Letters to Harrison Blake

by Henry David Thoreau

Concord, August 9, 1850

Mr. Blake,—I received your letter just as I was rushing to Fire Island beach to recover what remained of Margaret Fuller, and read it on the way. That event and its train, as much as anything, have prevented my answering it before. It is wisest to speak when you are spoken to. I will now endeavor to reply, at the risk of having nothing to say.

I find that actual events, notwithstanding the singular prominence which we all allow them, are far less real than the creations of my imagination. They are truly visionary and insignificant,—all that we commonly call life and death,—and affect me less than my dreams. This petty stream which from time to time swells and carries away the mills and bridges of our habitual life, and that mightier stream or ocean on which we securely float,—what makes the difference between them? I have in my pocket a button which I ripped off the coat of the Marquis of Ossoli, on the seashore, the other day. Held up, it intercepts the light,—an actual button,—and yet all the life it is connected with is less substantial to me, and interests me less, than my faintest dream. Our thoughts are the epochs in our lives: all else is but as a journal of the winds that blew while we were here.
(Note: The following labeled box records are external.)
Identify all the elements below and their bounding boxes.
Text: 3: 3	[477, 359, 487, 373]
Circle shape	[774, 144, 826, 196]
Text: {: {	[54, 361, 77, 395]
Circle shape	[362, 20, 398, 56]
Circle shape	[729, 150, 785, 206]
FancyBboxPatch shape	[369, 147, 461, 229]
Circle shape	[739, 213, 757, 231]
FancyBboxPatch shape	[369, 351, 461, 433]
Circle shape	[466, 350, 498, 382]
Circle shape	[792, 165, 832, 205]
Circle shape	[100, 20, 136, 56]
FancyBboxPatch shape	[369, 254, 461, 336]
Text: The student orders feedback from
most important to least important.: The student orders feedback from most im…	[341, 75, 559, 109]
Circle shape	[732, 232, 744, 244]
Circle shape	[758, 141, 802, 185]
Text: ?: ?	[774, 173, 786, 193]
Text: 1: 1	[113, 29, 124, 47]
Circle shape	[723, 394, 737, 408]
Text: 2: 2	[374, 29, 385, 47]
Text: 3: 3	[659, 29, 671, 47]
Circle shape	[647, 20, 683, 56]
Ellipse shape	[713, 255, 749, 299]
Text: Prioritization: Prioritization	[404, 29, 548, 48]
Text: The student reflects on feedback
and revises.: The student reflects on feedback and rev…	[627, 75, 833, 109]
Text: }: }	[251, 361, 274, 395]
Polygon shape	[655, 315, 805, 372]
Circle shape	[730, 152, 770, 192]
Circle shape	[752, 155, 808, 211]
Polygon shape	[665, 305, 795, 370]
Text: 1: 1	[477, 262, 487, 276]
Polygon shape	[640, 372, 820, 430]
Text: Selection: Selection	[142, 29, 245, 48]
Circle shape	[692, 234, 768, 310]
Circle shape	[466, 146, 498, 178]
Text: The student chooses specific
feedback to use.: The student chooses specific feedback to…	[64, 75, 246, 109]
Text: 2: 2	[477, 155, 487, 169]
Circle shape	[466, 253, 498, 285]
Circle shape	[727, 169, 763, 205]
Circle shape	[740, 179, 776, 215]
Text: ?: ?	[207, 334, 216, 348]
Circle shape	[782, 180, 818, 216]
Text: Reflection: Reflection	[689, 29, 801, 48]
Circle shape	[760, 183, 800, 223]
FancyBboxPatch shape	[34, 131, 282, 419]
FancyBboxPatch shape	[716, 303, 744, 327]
I say to myself, Do a little more of that work which you have confessed to be good. You are neither satisfied nor dissatisfied with yourself, without reason. Have you not a thinking faculty of inestimable value? If there is an experiment which you would like to try, try it. Do not entertain doubts if they are not agreeable to you. Remember that you need not eat unless you are hungry. Do not read the newspapers. Improve every opportunity to be melancholy. As for health, consider yourself well. Do not engage to find things as you think they are. Do what nobody else can do for you. Omit to do anything else. It is not easy to make our lives respectable by any course of activity. We must repeatedly withdraw into our shells of thought, like the tortoise, somewhat helplessly; yet there is more than philosophy in that.

Do not waste any reverence on my attitude. I merely manage to sit up where I have dropped. I am sure that my acquaintances mistake me. They ask my advice on high matters, but they do not know even how poorly on 't I am for hats and shoes. I have hardly a shift. Just as shabby as I am in my outward apparel, ay, and more lamentably shabby, am I in my inward substance. If I should turn myself inside out, my rags and meanness would indeed appear. I am something to him that made me, undoubtedly, but not much to any other that he has made.

Would it not be worth while to discover nature in Milton? be native to the universe? I, too, love Concord best, but I am glad when I discover, in oceans and wildernesses far away, the material of a million Concords: indeed, I am lost, unless I discover them. I see less difference between a city and a swamp than formerly. It is a swamp, however, too dismal and dreary even for me, and I should be glad if there were fewer owls, and frogs, and mosquitoes in it. I prefer ever a more cultivated place, free from miasma and crocodiles. I am so sophisticated, and I will take my choice.

As for missing friends,—what if we do miss one another? have we not agreed on a rendezvous? While each wanders his own way through the wood, without anxiety, ay, with serene joy, though it be on his hands and knees, over rocks and fallen trees, he cannot but be in the right way. There is no wrong way to him. How can he be said to miss his friend, whom the fruits still nourish and the elements sustain? A man who missed his friend at a turn, went on buoyantly, dividing the friendly air, and humming a tune to himself, ever and anon kneeling with delight to study each little lichen in his path, and scarcely made three miles a day for friendship. As for conforming outwardly, and living your own life inwardly, I do not think much of that. Let not your right hand know what your left hand does in that line of business. It will prove a failure. Just as successfully can you walk against a sharp steel edge which divides you cleanly right and left. Do you wish to try your ability to resist distension? It is a greater strain than any soul can long endure. When you get God to pulling one way, and the devil the other, each having his feet well braced,—to say nothing of the conscience sawing transversely,—almost any timber will give way.

I do not dare invite you earnestly to come to Concord, because I know too well that the berries are not thick in my fields, and we should have to take it out in viewing the landscape. But come, on every account, and we will see—one another.